Как-то раз, вечером, ранней осенью, откуда-то из тайги к нам пришли охотники со сворой собак, голодных, с грязной шерстью на животах. Собаки вдруг со свирепым лаем набросились на Мурада, и он влетел в избушку, захлопнув за собой дверь. Я остался на улице, и собаки, заходясь от злобы, стали пригибаться к земле, скалиться, рычать и прыгать вокруг, как будто я был медведь. Помню, что пока не подбежали охотники и не отогнали псов, я совершенно спокойно стоял под редким дождём в накинутой на голову старенькой плащ-палатке, внимательно смотрел на упругие лапы приседающих в озверении псов и на вздыбившиеся их загривки. Ни одно существо на свете, был уверен я в тот момент, не могло причинить мне вреда, и я даже не потянулся за палкой, черенком от лопаты, прислонённым совсем рядом к стене избушки. Ещё было довольно тепло, и в темнеющей тайге поднимался от мокнущего подлеска беловатый пар…
— Если погладить жизнь против шерсти, то дыбом встанут воспоминания, — зачем-то, немного пьяным голосом, произнёс я, видя перед глазами скачущих псов и взъерошенные их загривки.
— Это из Шаламова? — спросила Марина.
— Конечно, встанут, — сказала Елена, любившая, как она говорила, “вставить свой пятак”. — А что встанет у Асланова?
Я заметил, что она словно бы мстила за что-то лысому Роме Асланову, которого уже давно не было в Москве и которого она за что-то невзлюбила, возможно, за его излишнюю шутовскую проницательность.
В этот момент в комнату, озираясь по углам, вошёл татарин Рамиль, заочник, застрявший в общаге месяц назад и пивший всё это время без просыпа. Увидев на столе водку, он рванулся к бутылке и схватил её.
— Нет, так не полагается, — сказал ему я, поднявшись и осторожно вынимая из его рук бутылку.
— Водки мне! — рычал он.
Я высвободил бутылку и налил ему стакан. Он выпил и упал на кровать рядом с женой Злобина.
— Браток, выпил, иди! — сказал ему Злобин.
Рамиль ушёл, грязно матерясь.
— Зачем ты налил ему? — спросила Марина.
— Жалко человека, — ответил я.
Прошлой ночью мы смеялись с Еленой своеобразным серенадам, которые допившийся до чёртиков Рамиль пел под дверью болгарки по имени Звэзда (что в переводе с болгарского, я думаю, означает “Звезда” — интересное имя). Звэзда жила через коридор напротив, и всё было очень хорошо слышно. Рамиль плакал, говорил, что стоит перед дверью на коленях, что повесится на полотенце на ручке двери — короче просился в комнату. Звэзда его не пускала.
— Звэзда! Звэздочка! — причитал Рамиль. — Пусти! Я не сделаю тебе ничего плохого!

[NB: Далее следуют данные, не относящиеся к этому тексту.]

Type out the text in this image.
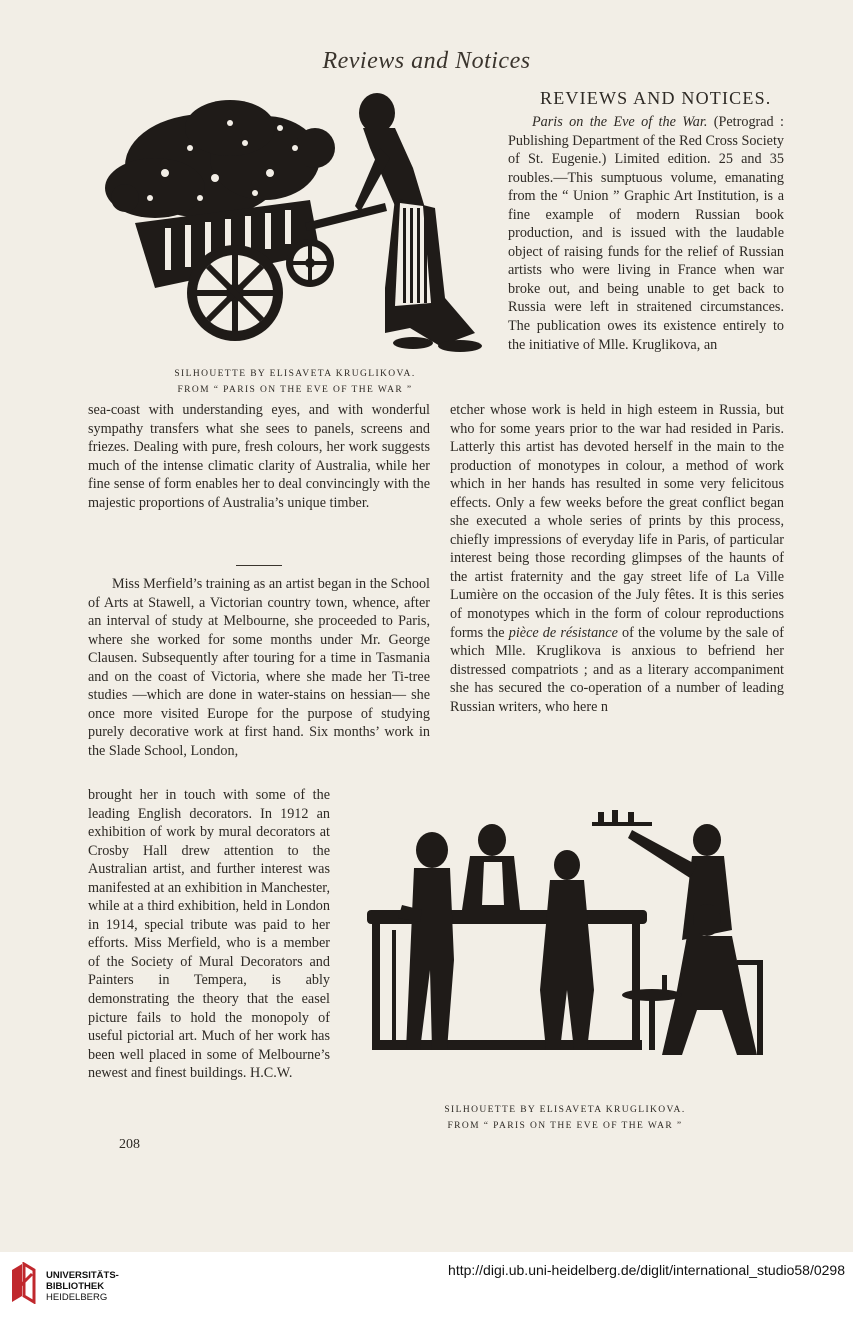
Reviews and Notices
REVIEWS AND NOTICES.

Paris on the Eve of the War. (Petrograd : Publishing Department of the Red Cross Society of St. Eugenie.) Limited edition. 25 and 35 roubles.—This sumptuous volume, emanating from the “ Union ” Graphic Art Institution, is a fine example of modern Russian book production, and is issued with the laudable object of raising funds for the relief of Russian artists who were living in France when war broke out, and being unable to get back to Russia were left in straitened circumstances. The publication owes its existence entirely to the initiative of Mlle. Kruglikova, an

SILHOUETTE BY ELISAVETA KRUGLIKOVA.
FROM “ PARIS ON THE EVE OF THE WAR ”

sea-coast with understanding eyes, and with wonderful sympathy transfers what she sees to panels, screens and friezes. Dealing with pure, fresh colours, her work suggests much of the intense climatic clarity of Australia, while her fine sense of form enables her to deal convincingly with the majestic proportions of Australia’s unique timber.

Miss Merfield’s training as an artist began in the School of Arts at Stawell, a Victorian country town, whence, after an interval of study at Melbourne, she proceeded to Paris, where she worked for some months under Mr. George Clausen. Subsequently after touring for a time in Tasmania and on the coast of Victoria, where she made her Ti-tree studies —which are done in water-stains on hessian— she once more visited Europe for the purpose of studying purely decorative work at first hand. Six months’ work in the Slade School, London,

brought her in touch with some of the leading English decorators. In 1912 an exhibition of work by mural decorators at Crosby Hall drew attention to the Australian artist, and further interest was manifested at an exhibition in Manchester, while at a third exhibition, held in London in 1914, special tribute was paid to her efforts. Miss Merfield, who is a member of the Society of Mural Decorators and Painters in Tempera, is ably demonstrating the theory that the easel picture fails to hold the monopoly of useful pictorial art. Much of her work has been well placed in some of Melbourne’s newest and finest buildings. H.C.W.

208

etcher whose work is held in high esteem in Russia, but who for some years prior to the war had resided in Paris. Latterly this artist has devoted herself in the main to the production of monotypes in colour, a method of work which in her hands has resulted in some very felicitous effects. Only a few weeks before the great conflict began she executed a whole series of prints by this process, chiefly impressions of everyday life in Paris, of particular interest being those recording glimpses of the haunts of the artist fraternity and the gay street life of La Ville Lumière on the occasion of the July fêtes. It is this series of monotypes which in the form of colour reproductions forms the pièce de résistance of the volume by the sale of which Mlle. Kruglikova is anxious to befriend her distressed compatriots ; and as a literary accompaniment she has secured the co-operation of a number of leading Russian writers, who here n

SILHOUETTE BY ELISAVETA KRUGLIKOVA.
FROM “ PARIS ON THE EVE OF THE WAR ”
UNIVERSITÄTS-
BIBLIOTHEK
HEIDELBERG
http://digi.ub.uni-heidelberg.de/diglit/international_studio58/0298
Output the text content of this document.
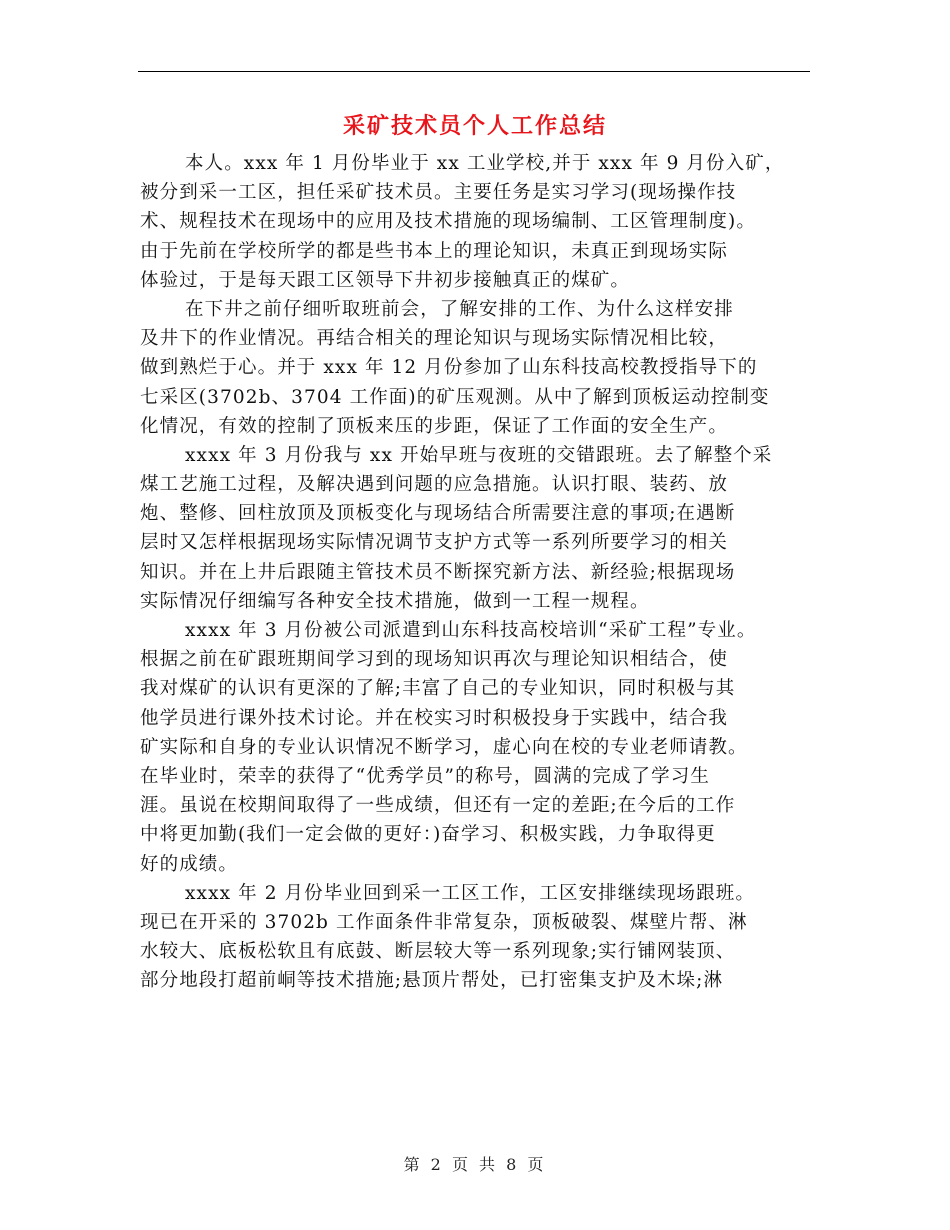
采矿技术员个人工作总结
本人。xxx 年 1 月份毕业于 xx 工业学校,并于 xxx 年 9 月份入矿，
被分到采一工区，担任采矿技术员。主要任务是实习学习(现场操作技
术、规程技术在现场中的应用及技术措施的现场编制、工区管理制度)。
由于先前在学校所学的都是些书本上的理论知识，未真正到现场实际
体验过，于是每天跟工区领导下井初步接触真正的煤矿。
在下井之前仔细听取班前会，了解安排的工作、为什么这样安排
及井下的作业情况。再结合相关的理论知识与现场实际情况相比较，
做到熟烂于心。并于 xxx 年 12 月份参加了山东科技高校教授指导下的
七采区(3702b、3704 工作面)的矿压观测。从中了解到顶板运动控制变
化情况，有效的控制了顶板来压的步距，保证了工作面的安全生产。
xxxx 年 3 月份我与 xx 开始早班与夜班的交错跟班。去了解整个采
煤工艺施工过程，及解决遇到问题的应急措施。认识打眼、装药、放
炮、整修、回柱放顶及顶板变化与现场结合所需要注意的事项;在遇断
层时又怎样根据现场实际情况调节支护方式等一系列所要学习的相关
知识。并在上井后跟随主管技术员不断探究新方法、新经验;根据现场
实际情况仔细编写各种安全技术措施，做到一工程一规程。
xxxx 年 3 月份被公司派遣到山东科技高校培训“采矿工程”专业。
根据之前在矿跟班期间学习到的现场知识再次与理论知识相结合，使
我对煤矿的认识有更深的了解;丰富了自己的专业知识，同时积极与其
他学员进行课外技术讨论。并在校实习时积极投身于实践中，结合我
矿实际和自身的专业认识情况不断学习，虚心向在校的专业老师请教。
在毕业时，荣幸的获得了“优秀学员”的称号，圆满的完成了学习生
涯。虽说在校期间取得了一些成绩，但还有一定的差距;在今后的工作
中将更加勤(我们一定会做的更好：)奋学习、积极实践，力争取得更
好的成绩。
xxxx 年 2 月份毕业回到采一工区工作，工区安排继续现场跟班。
现已在开采的 3702b 工作面条件非常复杂，顶板破裂、煤壁片帮、淋
水较大、底板松软且有底鼓、断层较大等一系列现象;实行铺网装顶、
部分地段打超前峒等技术措施;悬顶片帮处，已打密集支护及木垛;淋
第 2 页 共 8 页
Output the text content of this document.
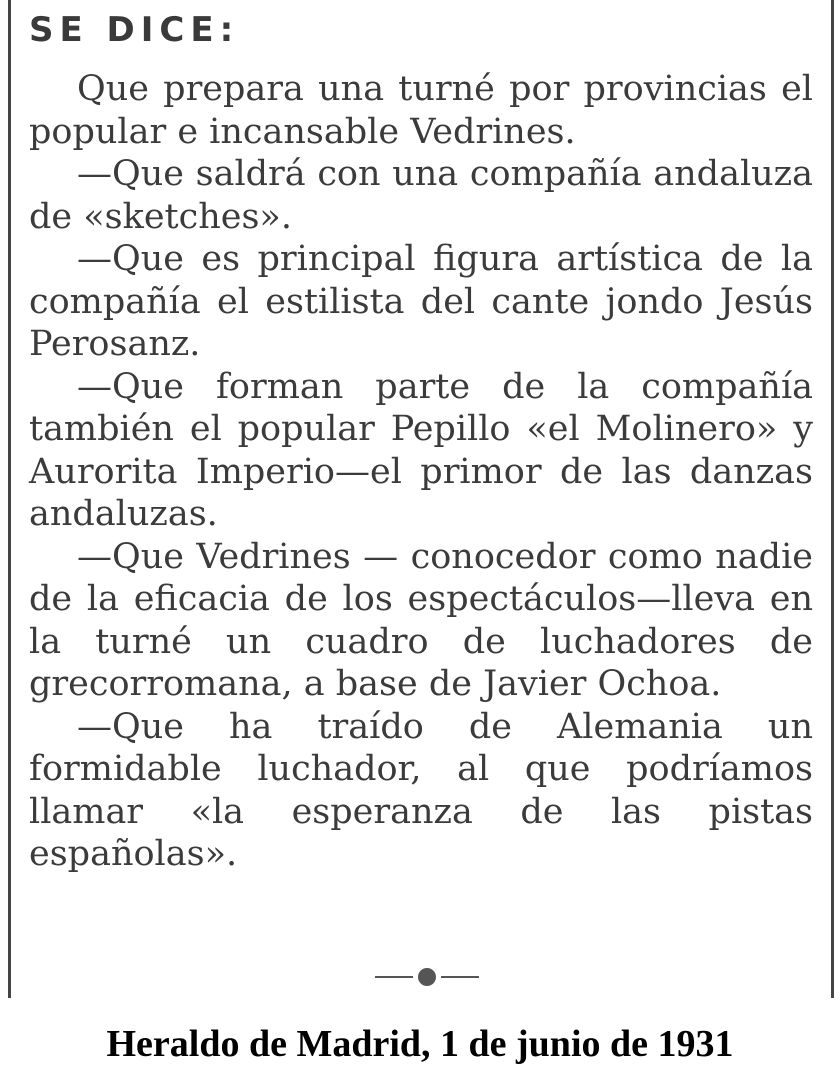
SE DICE:

Que prepara una turné por provincias el popular e incansable Vedrines.

—Que saldrá con una compañía andaluza de «sketches».

—Que es principal figura artística de la compañía el estilista del cante jondo Jesús Perosanz.

—Que forman parte de la compañía también el popular Pepillo «el Molinero» y Aurorita Imperio—el primor de las danzas andaluzas.

—Que Vedrines — conocedor como nadie de la eficacia de los espectáculos—lleva en la turné un cuadro de luchadores de grecorromana, a base de Javier Ochoa.

—Que ha traído de Alemania un formidable luchador, al que podríamos llamar «la esperanza de las pistas españolas».

Heraldo de Madrid, 1 de junio de 1931
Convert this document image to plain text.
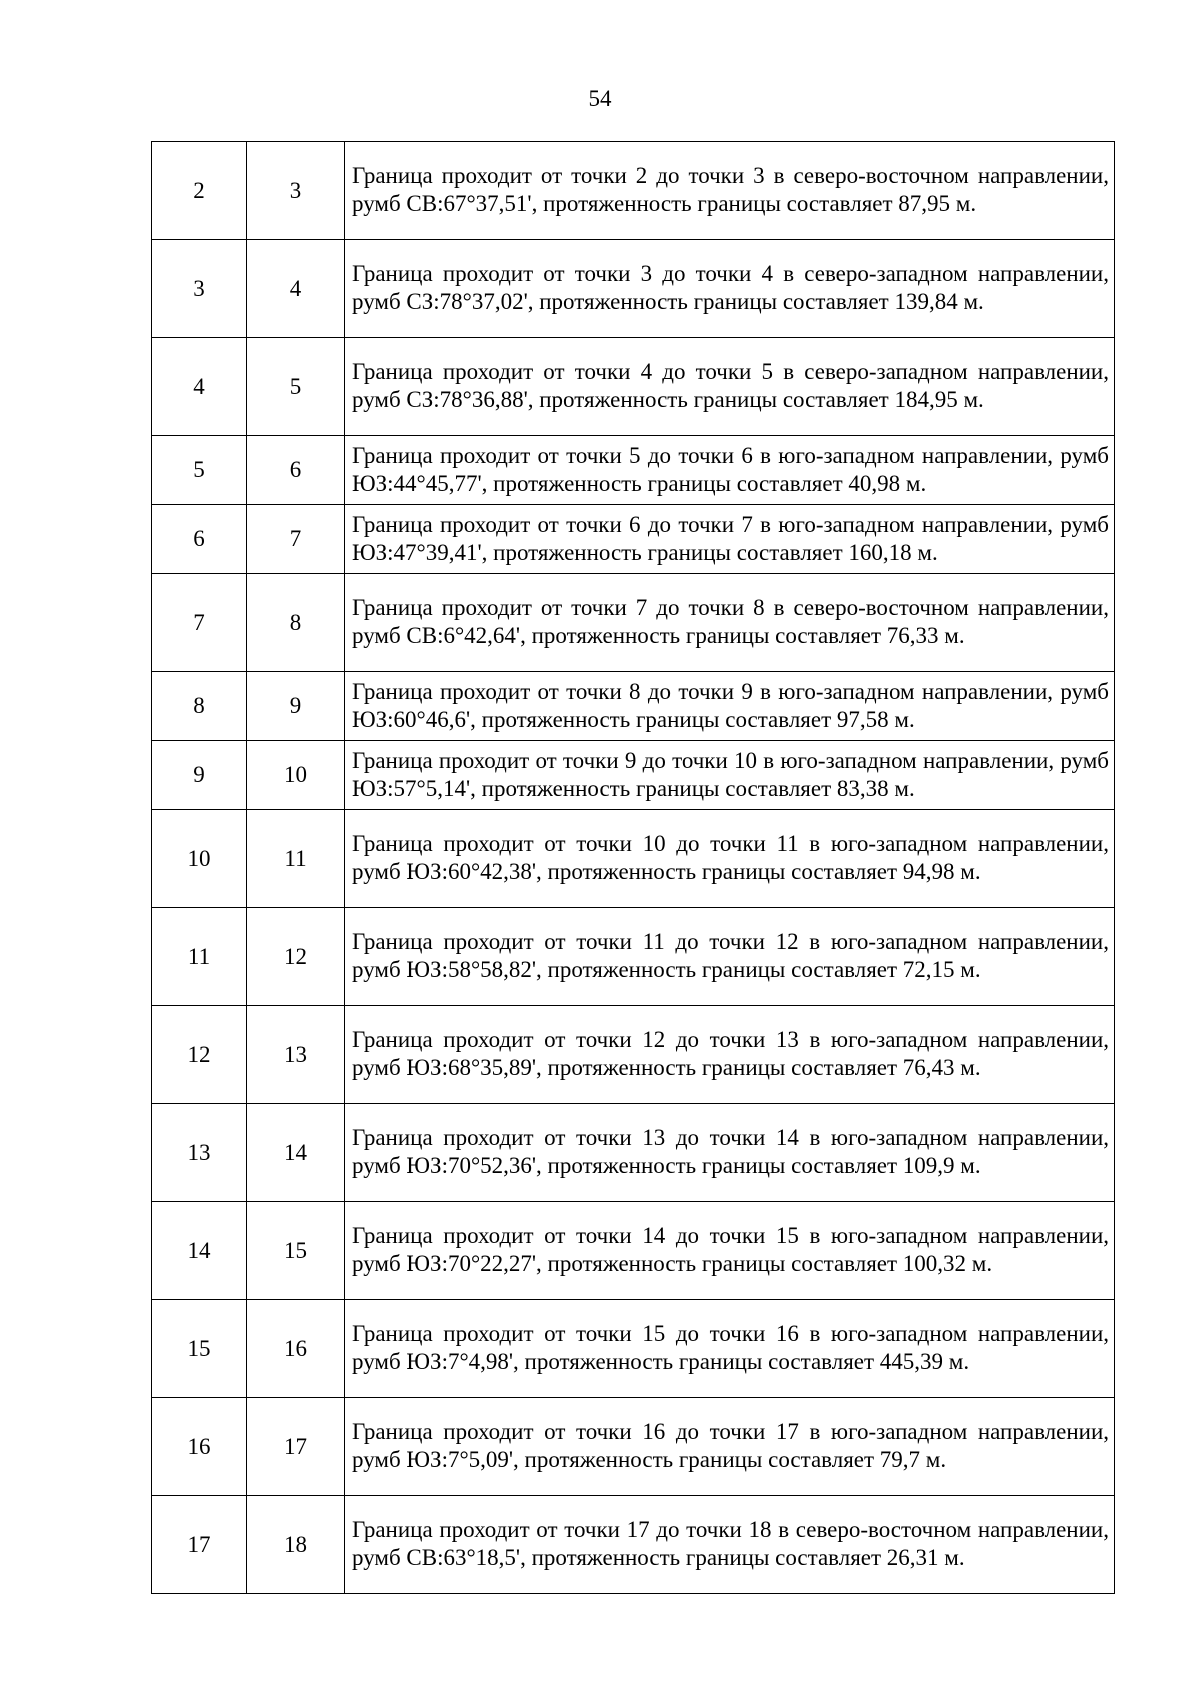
54
2	3	Граница проходит от точки 2 до точки 3 в северо-восточном направлении, румб СВ:67°37,51', протяженность границы составляет 87,95 м.
3	4	Граница проходит от точки 3 до точки 4 в северо-западном направлении, румб СЗ:78°37,02', протяженность границы составляет 139,84 м.
4	5	Граница проходит от точки 4 до точки 5 в северо-западном направлении, румб СЗ:78°36,88', протяженность границы составляет 184,95 м.
5	6	Граница проходит от точки 5 до точки 6 в юго-западном направлении, румб ЮЗ:44°45,77', протяженность границы составляет 40,98 м.
6	7	Граница проходит от точки 6 до точки 7 в юго-западном направлении, румб ЮЗ:47°39,41', протяженность границы составляет 160,18 м.
7	8	Граница проходит от точки 7 до точки 8 в северо-восточном направлении, румб СВ:6°42,64', протяженность границы составляет 76,33 м.
8	9	Граница проходит от точки 8 до точки 9 в юго-западном направлении, румб ЮЗ:60°46,6', протяженность границы составляет 97,58 м.
9	10	Граница проходит от точки 9 до точки 10 в юго-западном направлении, румб ЮЗ:57°5,14', протяженность границы составляет 83,38 м.
10	11	Граница проходит от точки 10 до точки 11 в юго-западном направлении, румб ЮЗ:60°42,38', протяженность границы составляет 94,98 м.
11	12	Граница проходит от точки 11 до точки 12 в юго-западном направлении, румб ЮЗ:58°58,82', протяженность границы составляет 72,15 м.
12	13	Граница проходит от точки 12 до точки 13 в юго-западном направлении, румб ЮЗ:68°35,89', протяженность границы составляет 76,43 м.
13	14	Граница проходит от точки 13 до точки 14 в юго-западном направлении, румб ЮЗ:70°52,36', протяженность границы составляет 109,9 м.
14	15	Граница проходит от точки 14 до точки 15 в юго-западном направлении, румб ЮЗ:70°22,27', протяженность границы составляет 100,32 м.
15	16	Граница проходит от точки 15 до точки 16 в юго-западном направлении, румб ЮЗ:7°4,98', протяженность границы составляет 445,39 м.
16	17	Граница проходит от точки 16 до точки 17 в юго-западном направлении, румб ЮЗ:7°5,09', протяженность границы составляет 79,7 м.
17	18	Граница проходит от точки 17 до точки 18 в северо-восточном направлении, румб СВ:63°18,5', протяженность границы составляет 26,31 м.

Если я сделаю тебе хоть что-нибудь плохое — пусть я умру!
Тут у него проснулось какое-то древнее родовое чувство.
— Пусть умрёт моя мать!.. — продолжал он. — Пусть умрёт мой отец!.. Пусть умрёт мой брат! Пусть умрёт моя сестра! Пусть умрёт и моя младшая сестра!..
— Пусть умрёт мой дядя и мой тётя! — хихикала Елена, целуя мою грудь и живот.
На этот раз она угадала. Рамиль, действительно, дошёл до дяди и до тёти…
Через некоторое время, минут через десять-пятнадцать, не больше, Рамиль снова вломился в комнату. Как животное, которое идёт к уже знакомой кормушке, он, не обращая внимания на остальных, стал надвигаться на меня, полулежащего на кровати и (пытаясь спастись таким образом от тоски) обнимающего за бёдра Елену.